Reviewing 19th-century baptismal records
Nauta, July 19
The original purpose of this day-trip, however, had been to participate in a forum on indigenous languages held at Radio Ucamara, a church-affiliated radio station in Nauta, which promotes the Kokama language via, amongst other efforts (see below), an hour-long weekend morning program.  The central purpose of the forum was to reduce resistance on the part of teachers to the introduction of a Kokama language program in a local school, El Colego Nuestra Señora de Loreto.  I spoke mainly about my work on Omagua and Omurano, and touched upon the value of indigenous languages and language documentation more generally.  This generated many questions from the small audience in attendance (which did not include a single teacher, unfortunately), and I barely made it out of the meeting in time to catch a car back to Iquitos at around 7PM.  

Radio Ucamara, Nauta
(note the advertisement)
Kokama, unlike Omagua, still has well over 1,000 speakers and can occasionally be heard on the streets of Nauta (as well as in other communities in the greater Marañón and Huallaga river basins).  However, older speakers of Kokama, a small number of whom serve as language teachers in the school and attended the meeting, are often the subject of local discrimination and are disheartened by the continuation of this discrimination in light of their efforts to introduce the language into the school.  In addition to unwilling teachers, many parents do not help the situation by second-guessing their children's study of the language.  However, important strides are being taken to popularize the Kokama language.  Thanks to Ucamara and a group of filmmakers from Create Your Voice, you can now watch a music video based on a traditional Kokama song (see here).  They have also produced an informative twenty-minute documentary that will soon be released as well.  These attempts, alongside the recent standardization of the Kokama alphabet by the Ministry of Education (part of a broader program that is unfortunately being undertaken far too hastily), go a long way in making Kokama "modern" in the eyes of hesitant locals.  I had the pleasure of lunching this past week with Edinson Huamancayo Curi, a Peruvian linguist now working for the Ministry of Education, and discussing these issues with specific reference to Kakinte, a language I hope to work on for my dissertation.

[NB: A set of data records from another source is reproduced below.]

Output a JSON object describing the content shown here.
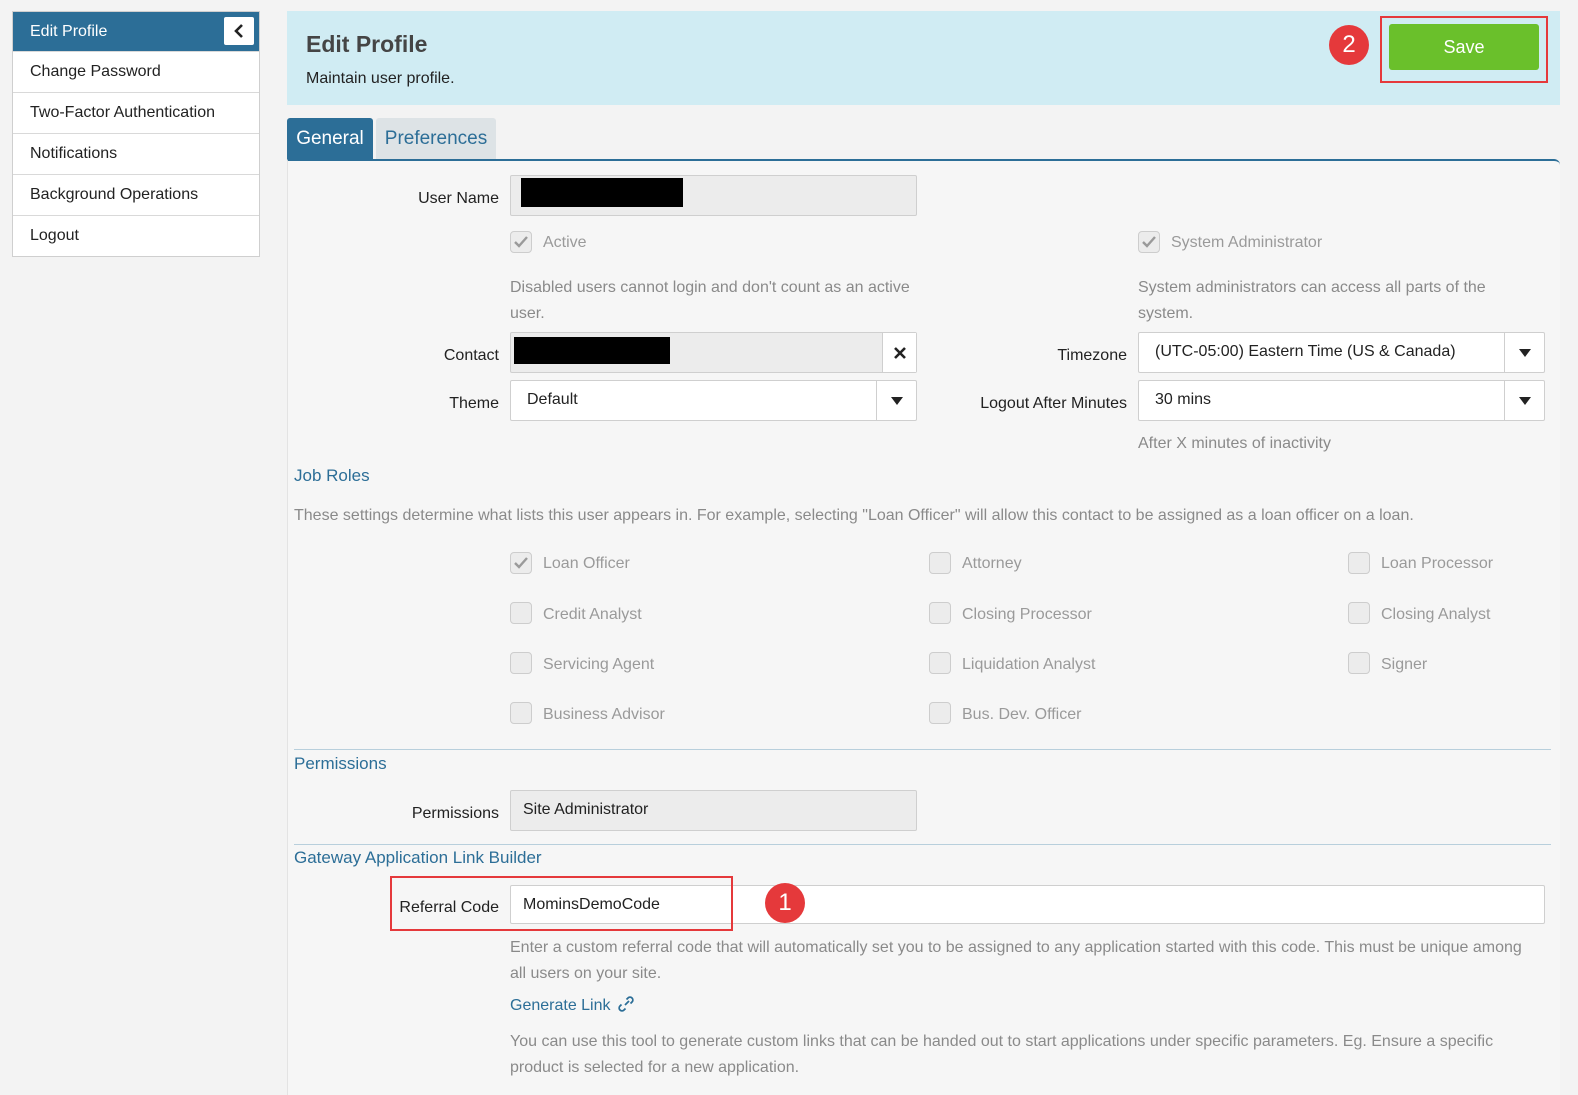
{
  "sidebar": {
    "items": [
      {
        "label": "Edit Profile"
      },
      {
        "label": "Change Password"
      },
      {
        "label": "Two-Factor Authentication"
      },
      {
        "label": "Notifications"
      },
      {
        "label": "Background Operations"
      },
      {
        "label": "Logout"
      }
    ]
  },
  "header": {
    "title": "Edit Profile",
    "subtitle": "Maintain user profile.",
    "save_label": "Save"
  },
  "annotations": {
    "badge1": "1",
    "badge2": "2"
  },
  "tabs": [
    {
      "label": "General"
    },
    {
      "label": "Preferences"
    }
  ],
  "form": {
    "user_name_label": "User Name",
    "active_label": "Active",
    "active_help": "Disabled users cannot login and don't count as an active user.",
    "sysadmin_label": "System Administrator",
    "sysadmin_help": "System administrators can access all parts of the system.",
    "contact_label": "Contact",
    "timezone_label": "Timezone",
    "timezone_value": "(UTC-05:00) Eastern Time (US & Canada)",
    "theme_label": "Theme",
    "theme_value": "Default",
    "logout_label": "Logout After Minutes",
    "logout_value": "30 mins",
    "logout_help": "After X minutes of inactivity"
  },
  "job_roles": {
    "title": "Job Roles",
    "help": "These settings determine what lists this user appears in. For example, selecting \"Loan Officer\" will allow this contact to be assigned as a loan officer on a loan.",
    "roles": [
      {
        "label": "Loan Officer",
        "checked": true
      },
      {
        "label": "Attorney",
        "checked": false
      },
      {
        "label": "Loan Processor",
        "checked": false
      },
      {
        "label": "Credit Analyst",
        "checked": false
      },
      {
        "label": "Closing Processor",
        "checked": false
      },
      {
        "label": "Closing Analyst",
        "checked": false
      },
      {
        "label": "Servicing Agent",
        "checked": false
      },
      {
        "label": "Liquidation Analyst",
        "checked": false
      },
      {
        "label": "Signer",
        "checked": false
      },
      {
        "label": "Business Advisor",
        "checked": false
      },
      {
        "label": "Bus. Dev. Officer",
        "checked": false
      }
    ]
  },
  "permissions": {
    "title": "Permissions",
    "label": "Permissions",
    "value": "Site Administrator"
  },
  "gateway": {
    "title": "Gateway Application Link Builder",
    "referral_label": "Referral Code",
    "referral_value": "MominsDemoCode",
    "referral_help": "Enter a custom referral code that will automatically set you to be assigned to any application started with this code. This must be unique among all users on your site.",
    "generate_link": "Generate Link",
    "link_help": "You can use this tool to generate custom links that can be handed out to start applications under specific parameters. Eg. Ensure a specific product is selected for a new application."
  }
}
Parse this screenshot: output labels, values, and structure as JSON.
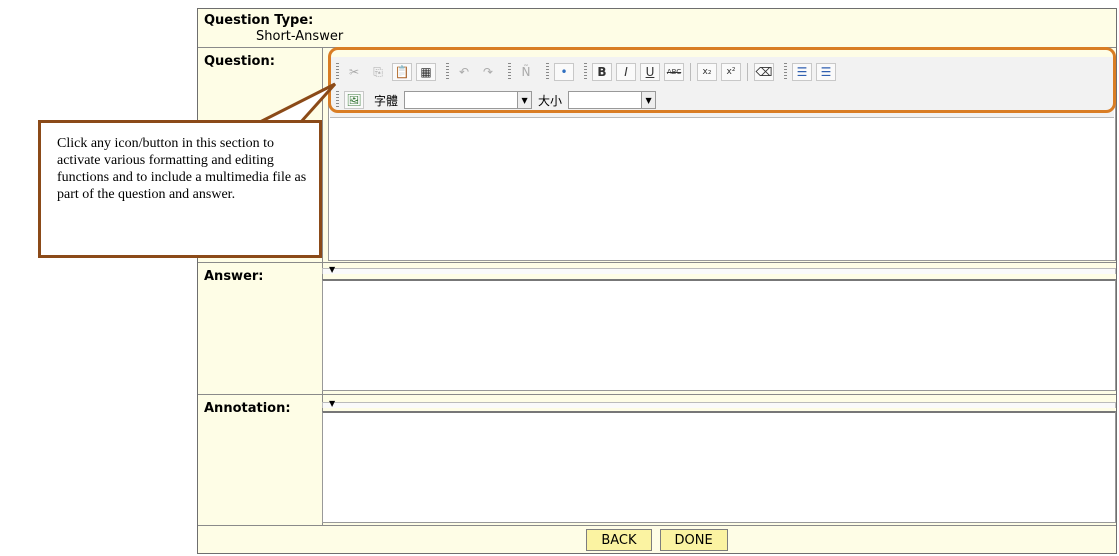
{
  "form": {
    "question_type_label": "Question Type:",
    "question_type_value": "Short-Answer",
    "question_label": "Question:",
    "answer_label": "Answer:",
    "annotation_label": "Annotation:"
  },
  "toolbar": {
    "row1": [
      {
        "name": "cut-icon",
        "glyph": "✂",
        "dim": true
      },
      {
        "name": "copy-icon",
        "glyph": "⎘",
        "dim": true
      },
      {
        "name": "paste-icon",
        "glyph": "📋",
        "dim": false
      },
      {
        "name": "select-all-icon",
        "glyph": "▦",
        "dim": false
      },
      {
        "name": "undo-icon",
        "glyph": "↶",
        "dim": true
      },
      {
        "name": "redo-icon",
        "glyph": "↷",
        "dim": true
      },
      {
        "name": "special-char-icon",
        "glyph": "Ñ",
        "dim": true
      },
      {
        "name": "insert-icon",
        "glyph": "•",
        "dim": false
      },
      {
        "name": "bold-icon",
        "glyph": "B",
        "dim": false
      },
      {
        "name": "italic-icon",
        "glyph": "I",
        "dim": false
      },
      {
        "name": "underline-icon",
        "glyph": "U",
        "dim": false
      },
      {
        "name": "strikethrough-icon",
        "glyph": "ABC",
        "dim": false
      },
      {
        "name": "subscript-icon",
        "glyph": "x₂",
        "dim": false
      },
      {
        "name": "superscript-icon",
        "glyph": "x²",
        "dim": false
      },
      {
        "name": "eraser-icon",
        "glyph": "⌫",
        "dim": false
      },
      {
        "name": "ordered-list-icon",
        "glyph": "☰",
        "dim": false
      },
      {
        "name": "unordered-list-icon",
        "glyph": "☰",
        "dim": false
      }
    ],
    "font_label": "字體",
    "size_label": "大小"
  },
  "callout": {
    "text": "Click any icon/button in this section to activate various formatting and editing functions and to include a multimedia file as part of the question and answer."
  },
  "buttons": {
    "back": "BACK",
    "done": "DONE"
  },
  "colors": {
    "form_background": "#fefde6",
    "button_background": "#fbf3a2",
    "highlight_border": "#d97d24",
    "callout_border": "#8b4a18"
  }
}
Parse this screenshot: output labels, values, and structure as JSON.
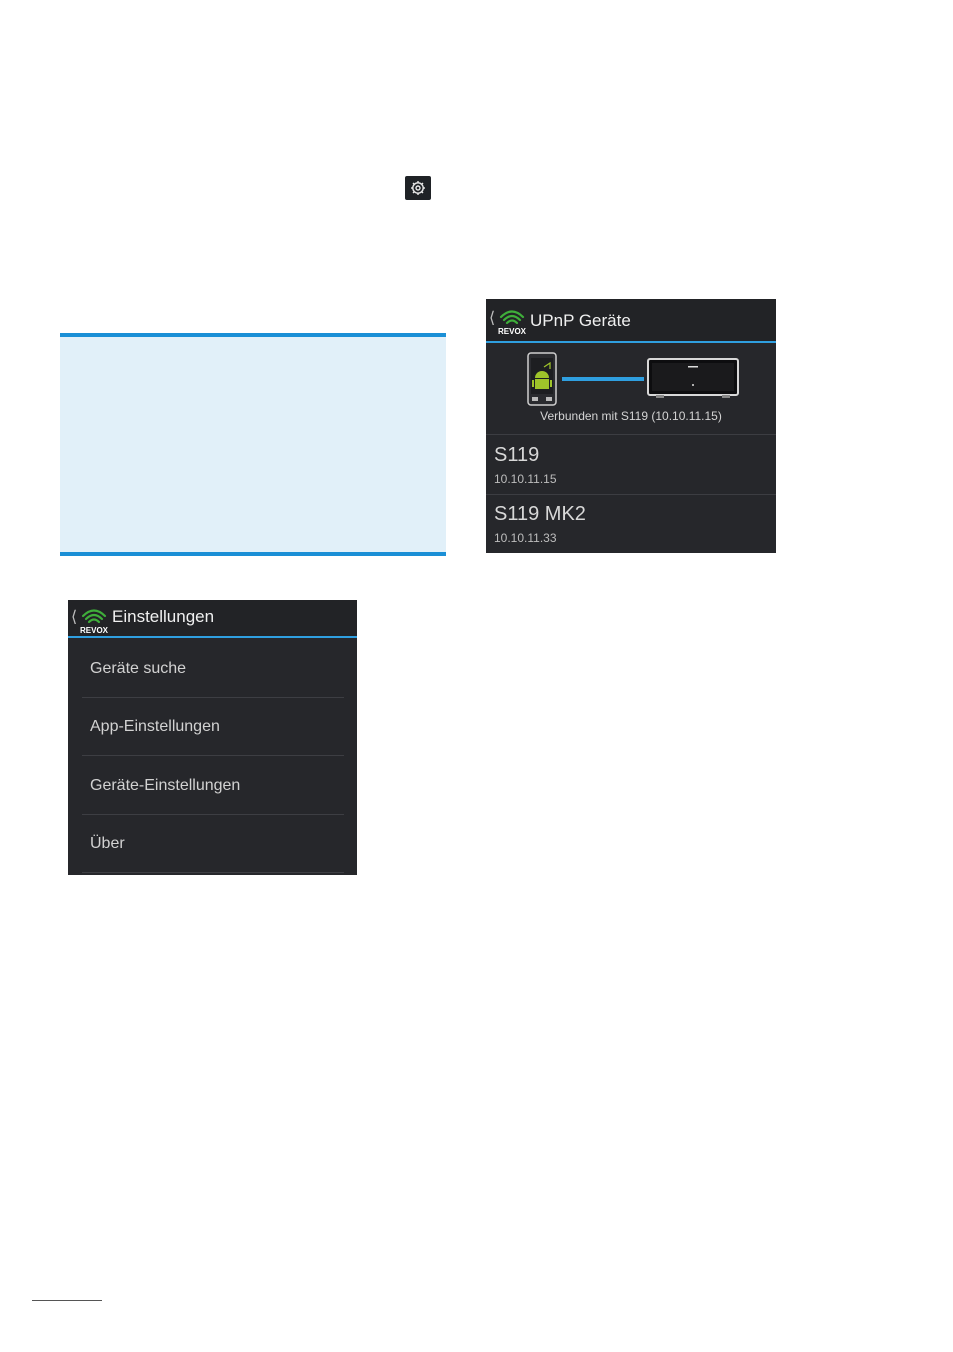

Life in Iquitos goes on as normal.  Lev & Co. were recently in town for a restocking trip, and I was able to hang out over the course of a few days with two visiting British students from Cambridge, who are now off working in the Napo basin for a sustainable forestry company called Green Gold.  I experienced my first "night out" in Iquitos, at a surreal heavy metal-reggae concert in a hipster bar not far from my hotel -- I didn't know such things even existed here!  I had the unfortunate luck of bringing a debit card with me to Peru that expired in June, and so had to deal with nightmarish crowds at Western Union -- thank God people still wire money.  Tomorrow I head off for four days to San Joaquín de Omaguas to follow up on a day trip I made there on July 12.  All the individuals we have previously worked with are in good health, although the community is suffering from the fall-out of a contested mayoral election, a new election being set for August 11.  I will be working there mostly on issues related to identifying species terms for flora and fauna in the language and taking a day trip to San Salvador de Omaguas, a community where Omagua was historically spoken.